The European Commission’s proposed approach to the Regulation of AI was published last week and could have profound implications for your technology enabled business and life. This is not a niche corner of regulation and will potentially have wide application on everything from smart products to social media platforms and connected retailers.
This note distils the proposal down to a few key points to get quickly across the main areas that the new Regulation is proposed to cover, which will be hotly debated in the months to come. We will be looking at this further from a number of perspectives over the coming weeks.
This is your speed read:
- Concept: The proposed Regulation forms the foundation of the EU’s “ecosystem of trust” in AI. A few uses of AI will be prohibited altogether. Otherwise the idea is to impose common standards on those AI systems which affect EU citizens in the most significant ways. From a lawyer’s point of view the EU proposes to achieve these aims by risk based regulation similar, in its approach, to the existing data protection and product safety regimes.
- Extra territorial scope: Regulation will apply to high-risk AI which is available within the EU, used within the EU or whose output affects people in the EU. Because the aim is to reassure and protect the key rights of EU citizens, it is irrelevant whether or not the provider or user is within the EU. So, for example, where the AI is hosted on a server outside of the EU and/or the decisions which the AI makes, or enhances, is an activity carried out outside of the EU, the regime can still apply.
- Sanctions: Fines can be very substantial and reach up to €30 million or 6% of global turnover (the higher), which could be in addition to overlapping breaches such as the 4% of global turnover in GDPR.
- AI: Artificial Intelligence is defined very broadly and will capture a number of technologies already in wide use. The definition is also future proofed because the proposal includes granting the Commission powers to update those techniques and approaches which fall within scope.
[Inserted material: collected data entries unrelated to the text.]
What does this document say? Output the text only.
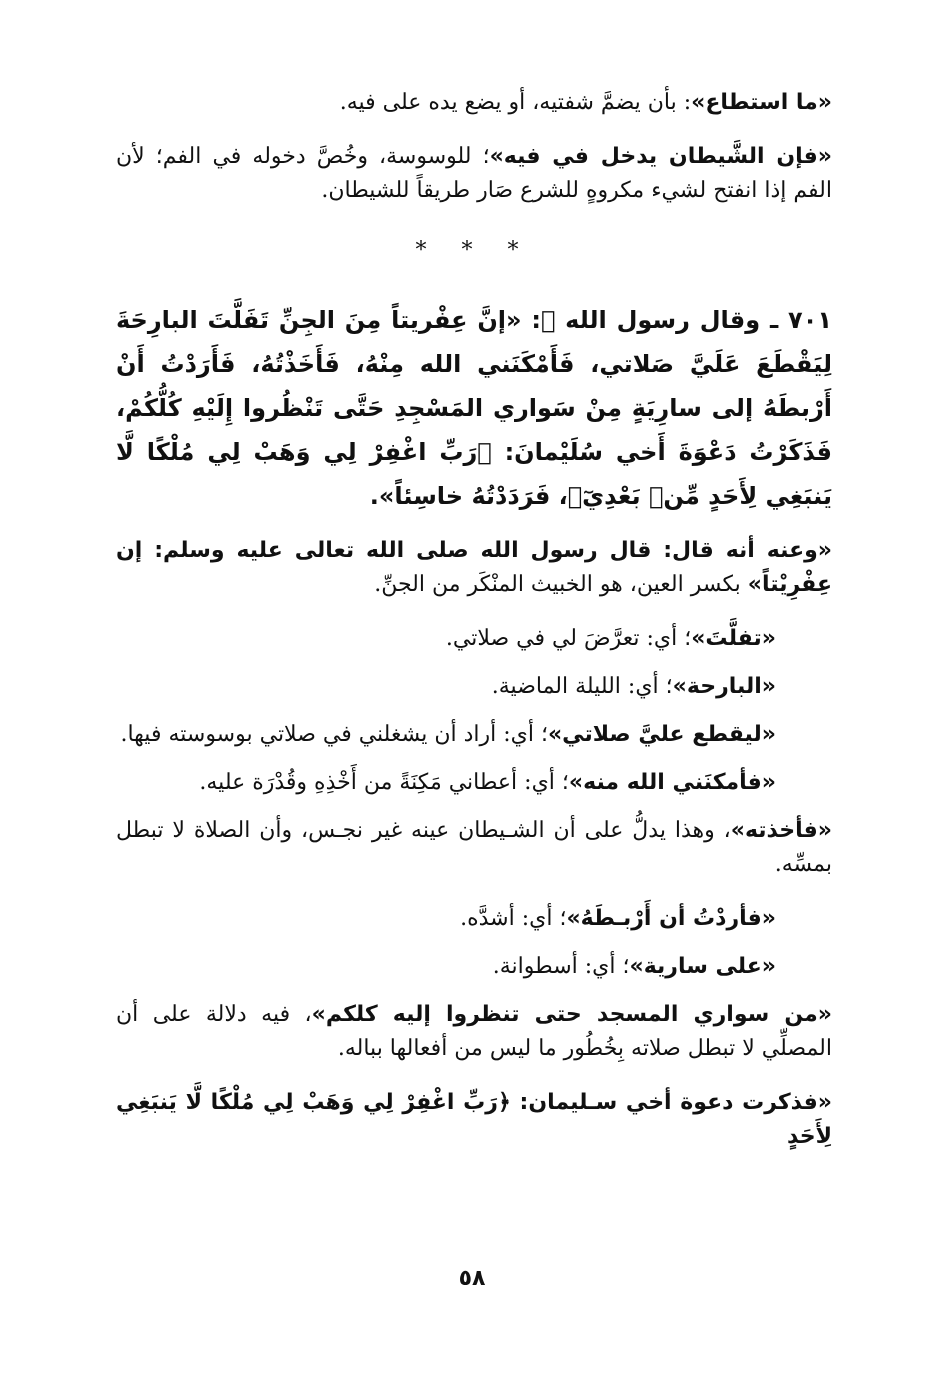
«ما استطاع»: بأن يضمَّ شفتيه، أو يضع يده على فيه.

«فإن الشَّيطان يدخل في فيه»؛ للوسوسة، وخُصَّ دخوله في الفم؛ لأن الفم إذا انفتح لشيء مكروهٍ للشرع صَار طريقاً للشيطان.

* * *

٧٠١ ـ وقال رسول الله ﷺ: «إنَّ عِفْريتاً مِنَ الجِنِّ تَفَلَّتَ البارِحَةَ لِيَقْطَعَ عَلَيَّ صَلاتي، فَأَمْكَنَني الله مِنْهُ، فَأَخَذْتُهُ، فَأَرَدْتُ أَنْ أَرْبطَهُ إلى سارِيَةٍ مِنْ سَواري المَسْجِدِ حَتَّى تَنْظُروا إِلَيْهِ كُلُّكُمْ، فَذَكَرْتُ دَعْوَةَ أَخي سُلَيْمانَ: ﴿رَبِّ اغْفِرْ لِي وَهَبْ لِي مُلْكًا لَّا يَنبَغِي لِأَحَدٍ مِّنۢ بَعْدِيٓ﴾، فَرَدَدْتُهُ خاسِئاً».

«وعنه أنه قال: قال رسول الله صلى الله تعالى عليه وسلم: إن عِفْرِيْتاً» بكسر العين، هو الخبيث المنْكَر من الجنِّ.

«تفلَّتَ»؛ أي: تعرَّضَ لي في صلاتي.

«البارحة»؛ أي: الليلة الماضية.

«ليقطع عليَّ صلاتي»؛ أي: أراد أن يشغلني في صلاتي بوسوسته فيها.

«فأمكنَني الله منه»؛ أي: أعطاني مَكِنَةً من أَخْذِهِ وقُدْرَة عليه.

«فأخذته»، وهذا يدلُّ على أن الشـيطان عينه غير نجـس، وأن الصلاة لا تبطل بمسِّه.

«فأردْتُ أن أَرْبـطَهُ»؛ أي: أشدَّه.

«على سارية»؛ أي: أسطوانة.

«من سواري المسجد حتى تنظروا إليه كلكم»، فيه دلالة على أن المصلِّي لا تبطل صلاته بِخُطُور ما ليس من أفعالها بباله.

«فذكرت دعوة أخي سـليمان: ﴿رَبِّ اغْفِرْ لِي وَهَبْ لِي مُلْكًا لَّا يَنبَغِي لِأَحَدٍ

٥٨
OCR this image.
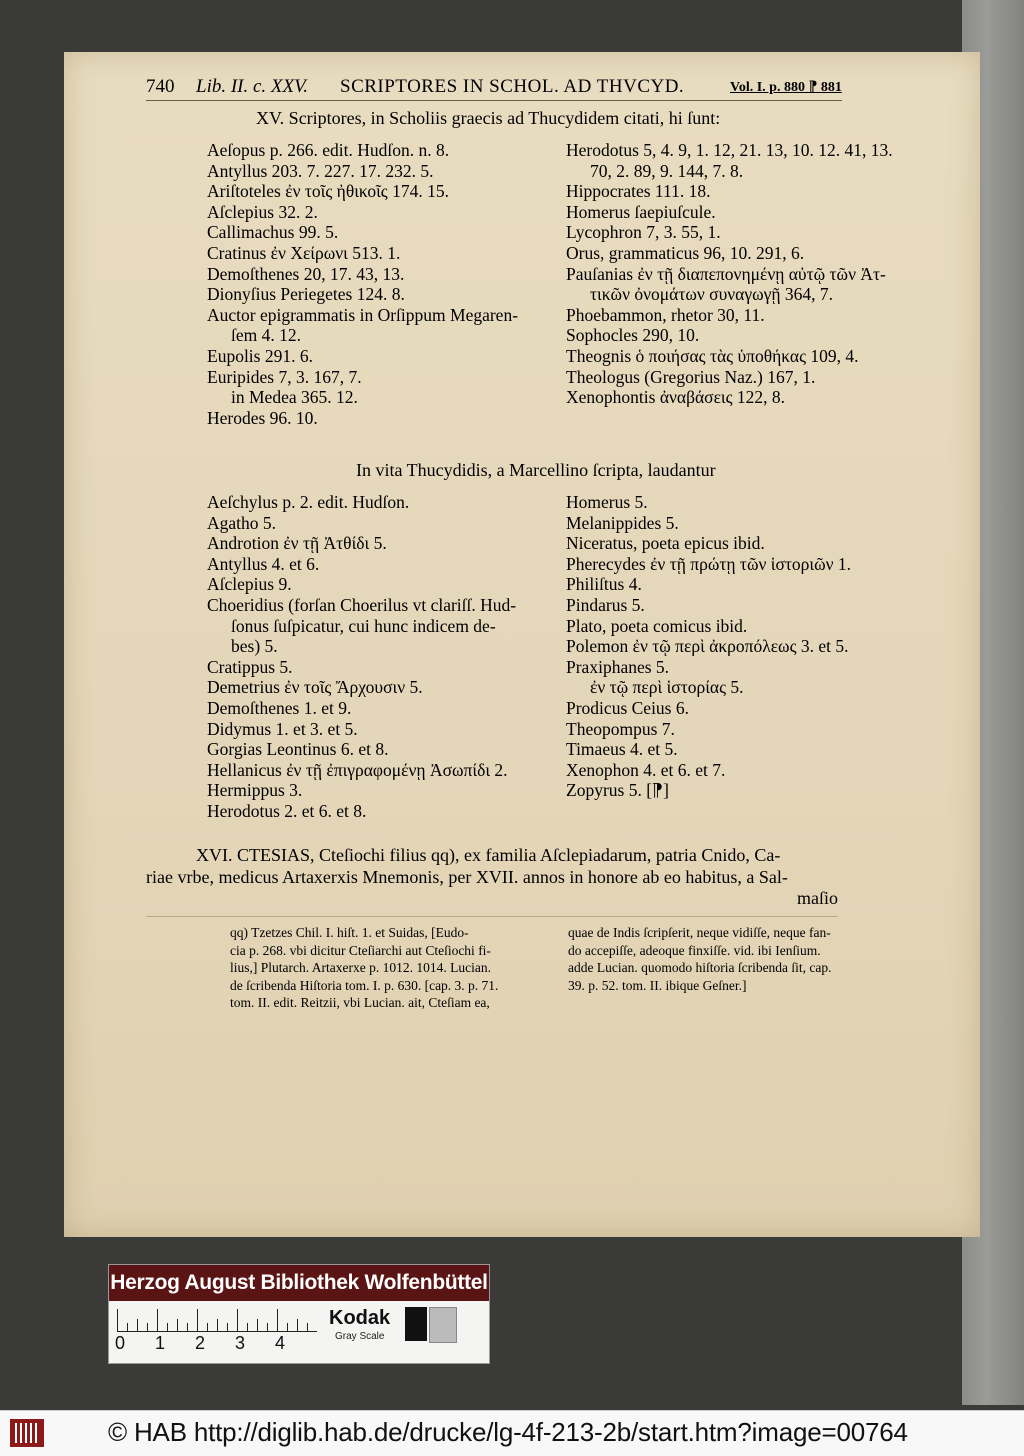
740 Lib. II. c. XXV. SCRIPTORES IN SCHOL. AD THVCYD.	Vol. I. p. 880 ⁋ 881
XV. Scriptores, in Scholiis graecis ad Thucydidem citati, hi ſunt:
Aeſopus p. 266. edit. Hudſon. n. 8.
Antyllus 203. 7. 227. 17. 232. 5.
Ariſtoteles ἐν τοῖς ἠθικοῖς 174. 15.
Aſclepius 32. 2.
Callimachus 99. 5.
Cratinus ἐν Χείρωνι 513. 1.
Demoſthenes 20, 17. 43, 13.
Dionyſius Periegetes 124. 8.
Auctor epigrammatis in Orſippum Megaren-
ſem 4. 12.
Eupolis 291. 6.
Euripides 7, 3. 167, 7.
in Medea 365. 12.
Herodes 96. 10.
Herodotus 5, 4. 9, 1. 12, 21. 13, 10. 12. 41, 13.
70, 2. 89, 9. 144, 7. 8.
Hippocrates 111. 18.
Homerus ſaepiuſcule.
Lycophron 7, 3. 55, 1.
Orus, grammaticus 96, 10. 291, 6.
Pauſanias ἐν τῇ διαπεπονημένῃ αὐτῷ τῶν Ἀτ-
τικῶν ὀνομάτων συναγωγῇ 364, 7.
Phoebammon, rhetor 30, 11.
Sophocles 290, 10.
Theognis ὁ ποιήσας τὰς ὑποθήκας 109, 4.
Theologus (Gregorius Naz.) 167, 1.
Xenophontis ἀναβάσεις 122, 8.
In vita Thucydidis, a Marcellino ſcripta, laudantur
Aeſchylus p. 2. edit. Hudſon.
Agatho 5.
Androtion ἐν τῇ Ἀτθίδι 5.
Antyllus 4. et 6.
Aſclepius 9.
Choeridius (forſan Choerilus vt clariſſ. Hud-
ſonus ſuſpicatur, cui hunc indicem de-
bes) 5.
Cratippus 5.
Demetrius ἐν τοῖς Ἄρχουσιν 5.
Demoſthenes 1. et 9.
Didymus 1. et 3. et 5.
Gorgias Leontinus 6. et 8.
Hellanicus ἐν τῇ ἐπιγραφομένῃ Ἀσωπίδι 2.
Hermippus 3.
Herodotus 2. et 6. et 8.
Homerus 5.
Melanippides 5.
Niceratus, poeta epicus ibid.
Pherecydes ἐν τῇ πρώτῃ τῶν ἱστοριῶν 1.
Philiſtus 4.
Pindarus 5.
Plato, poeta comicus ibid.
Polemon ἐν τῷ περὶ ἀκροπόλεως 3. et 5.
Praxiphanes 5.
ἐν τῷ περὶ ἱστορίας 5.
Prodicus Ceius 6.
Theopompus 7.
Timaeus 4. et 5.
Xenophon 4. et 6. et 7.
Zopyrus 5. [⁋]
XVI. CTESIAS, Cteſiochi filius qq), ex familia Aſclepiadarum, patria Cnido, Ca-
riae vrbe, medicus Artaxerxis Mnemonis, per XVII. annos in honore ab eo habitus, a Sal-
maſio
qq) Tzetzes Chil. I. hiſt. 1. et Suidas, [Eudo-
cia p. 268. vbi dicitur Cteſiarchi aut Cteſiochi fi-
lius,] Plutarch. Artaxerxe p. 1012. 1014. Lucian.
de ſcribenda Hiſtoria tom. I. p. 630. [cap. 3. p. 71.
tom. II. edit. Reitzii, vbi Lucian. ait, Cteſiam ea,
quae de Indis ſcripſerit, neque vidiſſe, neque fan-
do accepiſſe, adeoque finxiſſe. vid. ibi Ienſium.
adde Lucian. quomodo hiſtoria ſcribenda ſit, cap.
39. p. 52. tom. II. ibique Geſner.]
Herzog August Bibliothek Wolfenbüttel
0 1 2 3 4
Kodak
Gray Scale
© HAB http://diglib.hab.de/drucke/lg-4f-213-2b/start.htm?image=00764
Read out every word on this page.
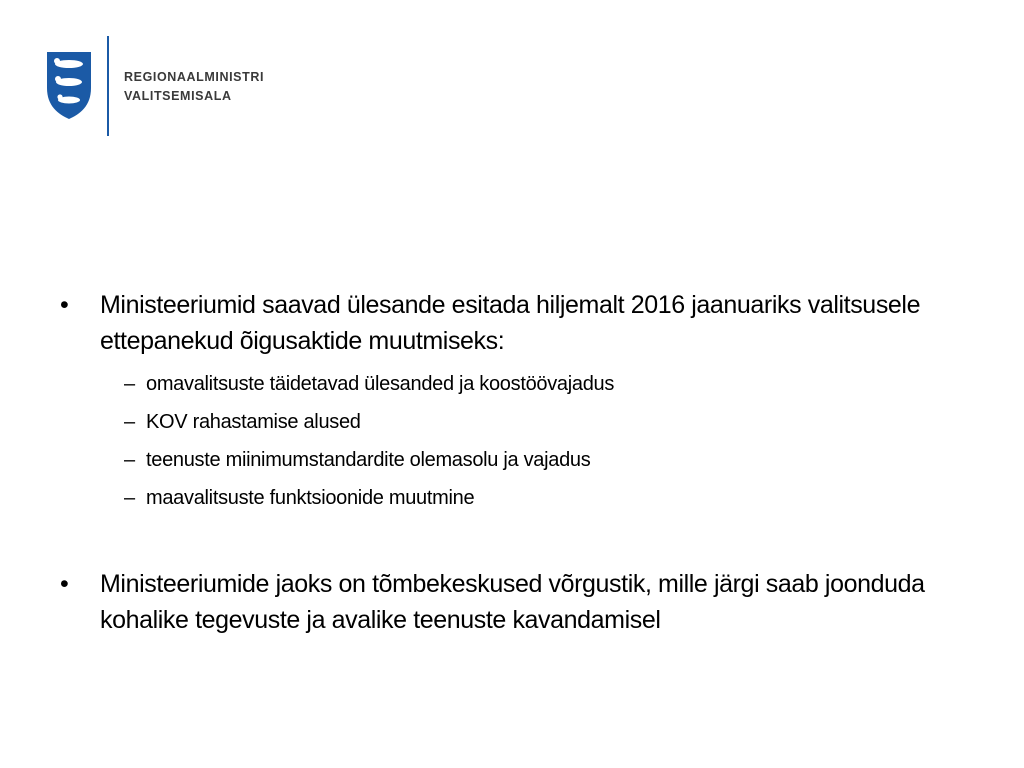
REGIONAALMINISTRI
VALITSEMISALA
•	Ministeeriumid saavad ülesande esitada hiljemalt 2016 jaanuariks valitsusele ettepanekud õigusaktide muutmiseks:
– omavalitsuste täidetavad ülesanded ja koostöövajadus
– KOV rahastamise alused
– teenuste miinimumstandardite olemasolu ja vajadus
– maavalitsuste funktsioonide muutmine
•	Ministeeriumide jaoks on tõmbekeskused võrgustik, mille järgi saab joonduda kohalike tegevuste ja avalike teenuste kavandamisel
- Prohibited practices: AI practices which have significant potential to contravene fundamental rights or which seek to manipulate or take advantage of certain categories of person will be prohibited – including general surveillance, adverse behavioural advertising and social scoring.
- High risk AI systems: AI may be classified as high-risk because of safety implications or because it can impact fundamental rights; Annex III of Regulation includes a new list of AI systems deemed ‘High Risk’. In practice, many common uses of technology will fall into this category and become subject to the full compliance regime. For the remaining, non-high-risk AI, a few basic controls will apply but the Commission will also encourage voluntary codes of conduct and additional commitments by providers.
- Providers: The most onerous controls which will apply to Providers – a person or organisation that develops an AI system, or that has an AI system developed, with a view to placing it on the market or putting it into service under its own name or trademark, whether for payment or free of charge . Many of the controls which will apply to Providers will be familiar to those who have been tracking AI developments and proposals more generally: transparency; accuracy, robustness and security; accountability; testing; data governance and management practices; and human oversight. EU specific aspects include the requirement for Providers to self-certify high-risk AI by carrying out conformity assessments and affixing the CE marking, that high-risk AI must be registered on a new EU database before first use / provision, and the requirement for Providers to have in place an incident reporting system and take corrective action for serious breaches / non-compliance.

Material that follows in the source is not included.